# Mergesort and validation

I have written an implementation of a Mergesort in Python3. An Ideone with the implementation is available. Any suggestions for improvement or any criticisms?

def merge(a, aux, lo, mid, hi):
assert isSorted(a, lo, mid)
assert isSorted(a, mid+1, hi)

for k in range(lo, hi+1):
aux[k] = a[k]

i, j = lo, mid + 1
for k in range(lo, hi+1):
print("i = ",i, ", j = ",j)
if i > mid:
a[k] = aux[j]
j += 1
elif j > hi:
a[k] = aux[i]
i += 1
elif aux[i] < aux[j]:
a[k] = aux[i]
i += 1
else:
a[k] = aux[j]
j += 1
assert isSorted(a, lo, hi)

def sort(a, aux, lo, hi):
if (lo >= hi): return a
mid = math.floor(lo + (hi-lo) / 2)

sort(a, aux, lo, mid)
sort(a, aux, mid+1, hi)
merge(a, aux, lo, mid, hi)

def merge_sort(a):
aux = [0] * len(a)
sort(a, aux, 0, len(a)-1)
assert isSortedArray(a)

def isSorted(a, lo, hi):
for i in range(lo, hi):
if a[i+1] < a[i]:
return False
return True

def isSortedArray(a):
for i in range(0, len(a)-1):
if a[i+1] < a[i]:
return False
return True

• You should generally use better variable names than that.

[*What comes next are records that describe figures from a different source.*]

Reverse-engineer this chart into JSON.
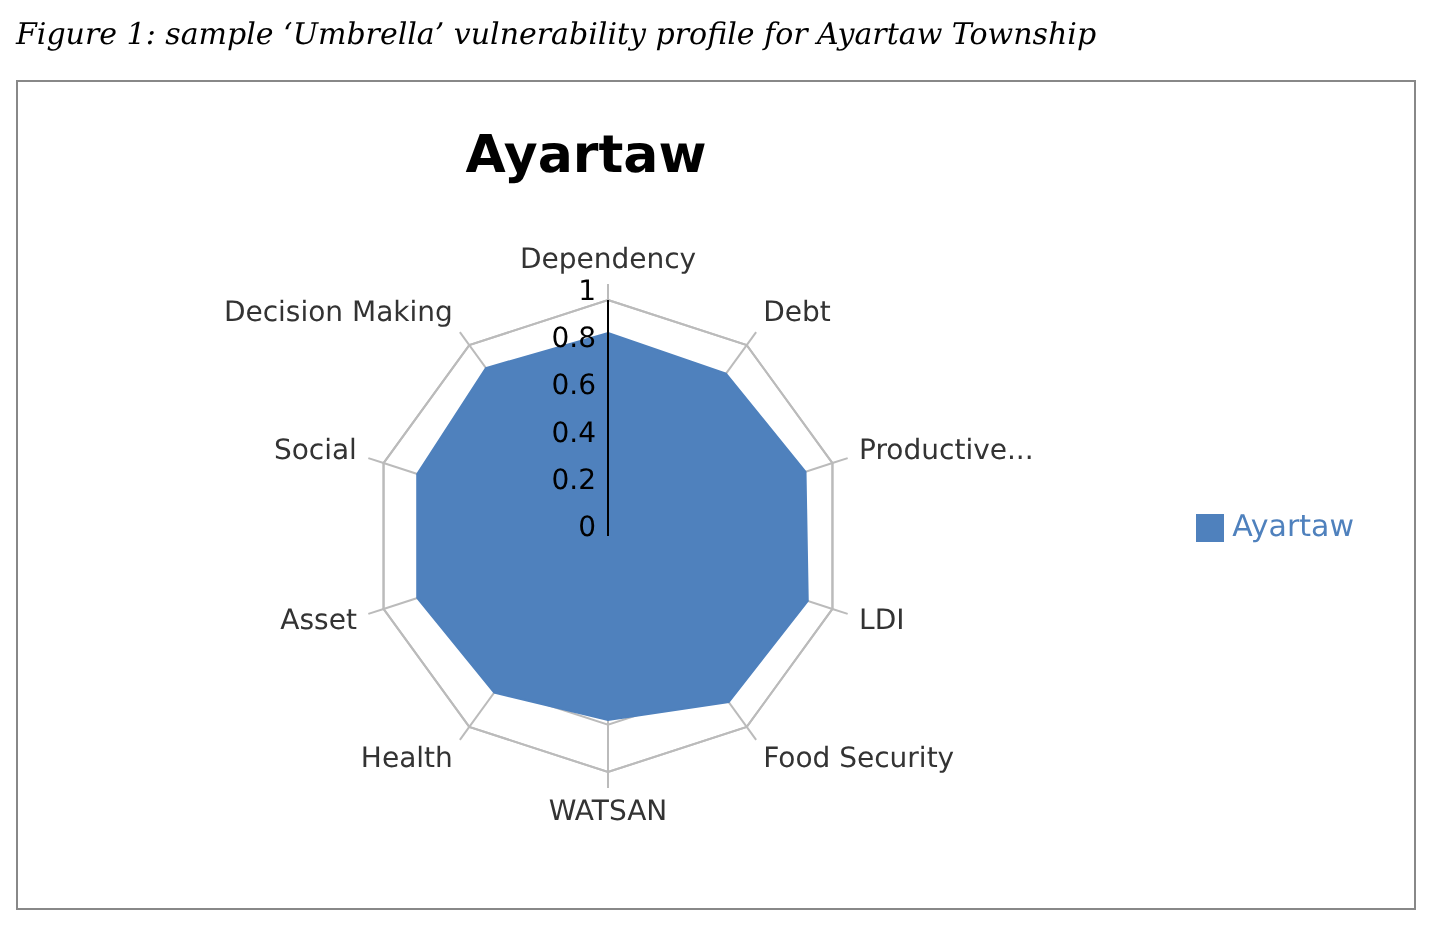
{
  "chart_data": {
    "type": "radar",
    "title": "Ayartaw",
    "annotations": [
      "Figure 1: sample ‘Umbrella’ vulnerability profile for Ayartaw Township"
    ],
    "categories": [
      "Dependency",
      "Debt",
      "Productive...",
      "LDI",
      "Food Security",
      "WATSAN",
      "Health",
      "Asset",
      "Social",
      "Decision Making"
    ],
    "series": [
      {
        "name": "Ayartaw",
        "color": "#4f81bd",
        "values": [
          0.86,
          0.85,
          0.88,
          0.89,
          0.87,
          0.78,
          0.82,
          0.85,
          0.85,
          0.88
        ]
      }
    ],
    "ylim": [
      0,
      1
    ],
    "yticks": [
      0,
      0.2,
      0.4,
      0.6,
      0.8,
      1
    ],
    "grid": true,
    "legend": "right"
  }
}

Something about python seems to make people use variable names as short as possible, but anyone reading your code is going to have a hard time, because they have to work out what the heck aux is. Commented Nov 1, 2014 at 7:57
• @JamesJenkinson aux means auxiliary array. I thought that was clear, but I guess auxiliary would have been clearer. Thanks! Commented Nov 2, 2014 at 2:22

• You could avoid typing +1 and -1 in a few places by using inclusive-exclusive ranges, like 200_success nicely explained answering to your other question.
• isSortedArray should call isSorted instead of repeating the same code.
• Instead of math.floor(lo + (hi-lo) / 2) you could use integer division (lo + hi) // 2 so you don't need to import math.
• Passing around aux just to have a place for temporary data in merge seems like an unnecessary complication. Instead you could just take two slices from a and merge them back into a.